Ultra Intelligence & Communications

Learning to Protect the Networks That Protect Us

August 29th, 2014 / By

The growing number of attacks on networks has become one of the most serious economic and national security threats to our nation. It is imperative that these threats be thought of daily as a legitimate cause for concern. To keep networks secure, and to lock down the critical cyber space we all share, network owners and public officials must work to empower the general public to create a safe, secure, and resilient cyber environment.

However, in discussions with some decision makers in critical industries such as nuclear power and utilities, I question whether they share this point of view, or are even aware of these vulnerabilities. If they are aware, then why is comprehensive cybersecurity not higher on their priority list? A full 67 percent of respondents in a July 2014 UNISYS / Ponemon survey said their companies experienced at least one security compromise in the previous 12 months that caused a loss of confidential information or a disruption to operations. Moreover, 57 percent agreed that cyber threats pose a risk to SCADA and industrial control systems.

Despite numbers like these, it seems not much is being done. Our experience, supported by the Ponemon findings, tells us that more effort is going into situational and after-the-fact remedies, once the damage has been done, rather than into proactive and preemptive solutions to prevent cyber attacks. According to Ponemon, only 17 percent of companies researched reported that most of their IT security programs are deployed. Half of the respondents said their IT security activities had not been defined or deployed. Ponemon findings suggested a possible reason that aligns with what we see all the time: Only 28 percent of respondents agreed that security is among the top five strategic priorities across the enterprise.

During a recent visit to survey the operations of a manufacturing plant, I noticed a computer running Windows XP executing a critical operation. I asked the foreman if this PC was connected to a network. He told me that all the computers in the facility were networked. I asked him if he was concerned about a cyber-attack and he told me that he was “covered.” IT has virus protection in place and they have a firewall. “Nothing to worry about.” When I explained to him that some attackers could thwart those defenses and potentially take control of his XP machine, he was surprised and said, “That would be a big problem.” Still, he was following “corporate procedures.”

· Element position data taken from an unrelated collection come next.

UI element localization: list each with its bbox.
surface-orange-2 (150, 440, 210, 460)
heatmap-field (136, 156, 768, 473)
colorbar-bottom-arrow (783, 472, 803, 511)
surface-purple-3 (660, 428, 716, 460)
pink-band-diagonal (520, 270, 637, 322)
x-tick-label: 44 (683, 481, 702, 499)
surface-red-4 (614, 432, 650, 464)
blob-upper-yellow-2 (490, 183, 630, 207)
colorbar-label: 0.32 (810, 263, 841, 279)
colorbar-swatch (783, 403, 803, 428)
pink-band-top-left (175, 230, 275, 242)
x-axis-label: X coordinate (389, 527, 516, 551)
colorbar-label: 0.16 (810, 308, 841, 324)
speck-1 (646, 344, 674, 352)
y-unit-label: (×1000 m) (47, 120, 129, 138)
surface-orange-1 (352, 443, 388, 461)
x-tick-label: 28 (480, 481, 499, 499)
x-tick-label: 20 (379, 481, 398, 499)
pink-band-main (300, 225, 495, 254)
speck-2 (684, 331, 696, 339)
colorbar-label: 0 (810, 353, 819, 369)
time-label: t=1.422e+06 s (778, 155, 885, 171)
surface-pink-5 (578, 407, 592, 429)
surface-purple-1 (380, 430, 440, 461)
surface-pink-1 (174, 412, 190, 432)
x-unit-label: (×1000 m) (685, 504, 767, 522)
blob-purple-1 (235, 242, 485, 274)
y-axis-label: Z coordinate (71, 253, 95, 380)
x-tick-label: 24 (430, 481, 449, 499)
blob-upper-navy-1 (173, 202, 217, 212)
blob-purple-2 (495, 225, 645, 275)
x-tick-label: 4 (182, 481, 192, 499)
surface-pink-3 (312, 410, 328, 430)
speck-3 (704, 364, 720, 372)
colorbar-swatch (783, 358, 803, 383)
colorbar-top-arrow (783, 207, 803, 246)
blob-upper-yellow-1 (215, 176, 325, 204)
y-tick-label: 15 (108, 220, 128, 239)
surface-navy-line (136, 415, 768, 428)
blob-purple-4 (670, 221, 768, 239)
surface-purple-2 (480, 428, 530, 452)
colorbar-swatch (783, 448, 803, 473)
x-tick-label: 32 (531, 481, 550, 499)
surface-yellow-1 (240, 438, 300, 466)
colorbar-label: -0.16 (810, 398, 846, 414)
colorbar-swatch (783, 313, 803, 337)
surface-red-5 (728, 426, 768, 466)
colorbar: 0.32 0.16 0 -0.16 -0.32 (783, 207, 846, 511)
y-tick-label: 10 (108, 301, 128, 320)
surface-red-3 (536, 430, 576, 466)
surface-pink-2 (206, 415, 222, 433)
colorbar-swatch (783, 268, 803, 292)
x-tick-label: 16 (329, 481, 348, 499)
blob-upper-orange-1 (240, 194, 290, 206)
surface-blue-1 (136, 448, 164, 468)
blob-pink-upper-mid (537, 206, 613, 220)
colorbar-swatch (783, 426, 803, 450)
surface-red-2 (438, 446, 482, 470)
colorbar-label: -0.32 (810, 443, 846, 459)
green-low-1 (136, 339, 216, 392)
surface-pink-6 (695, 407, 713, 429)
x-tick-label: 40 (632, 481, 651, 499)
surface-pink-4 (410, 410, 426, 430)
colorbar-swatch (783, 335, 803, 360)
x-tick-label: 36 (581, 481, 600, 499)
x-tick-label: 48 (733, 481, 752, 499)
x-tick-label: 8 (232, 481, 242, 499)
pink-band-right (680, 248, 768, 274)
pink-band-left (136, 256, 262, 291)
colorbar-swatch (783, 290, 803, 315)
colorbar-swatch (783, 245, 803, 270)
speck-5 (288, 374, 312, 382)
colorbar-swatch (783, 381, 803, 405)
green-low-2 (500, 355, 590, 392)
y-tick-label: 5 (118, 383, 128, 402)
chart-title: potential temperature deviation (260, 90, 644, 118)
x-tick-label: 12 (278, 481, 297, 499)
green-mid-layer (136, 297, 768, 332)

There is reason for optimism. Many of us at 3eTI try to follow student and nonprofit trends in hacking research and studies. I recently came across Build IT Break IT Fix IT: Build IT (Online, August 28, and in September). The Build it Break it Fix it contest, according to its website, is a new programming contest held by the Maryland Cybersecurity Center, Cyberpoint, and Trail of Bits. The Build it Break it Fix it security challenge is intended to teach students to write more secure programs, and reward them for doing so.

My hat is off to these future leaders. They hopefully will go into the world with a greater appreciation for the importance of cyber-hardening, and multiple layers of defense that include device-level protection. They won’t have to be convinced that implementing good M2M cybersecurity is worth a close look and a little more ink on the annual budget.

My colleagues and I are becoming deeply concerned about how to selectively protect critical databases and endpoint terminals from advanced persistent threats. Our concern is that more decision makers in critical infrastructure industries don’t universally or uniformly seem to share our concern. We’re very glad tomorrow’s graduates seem to be paying attention.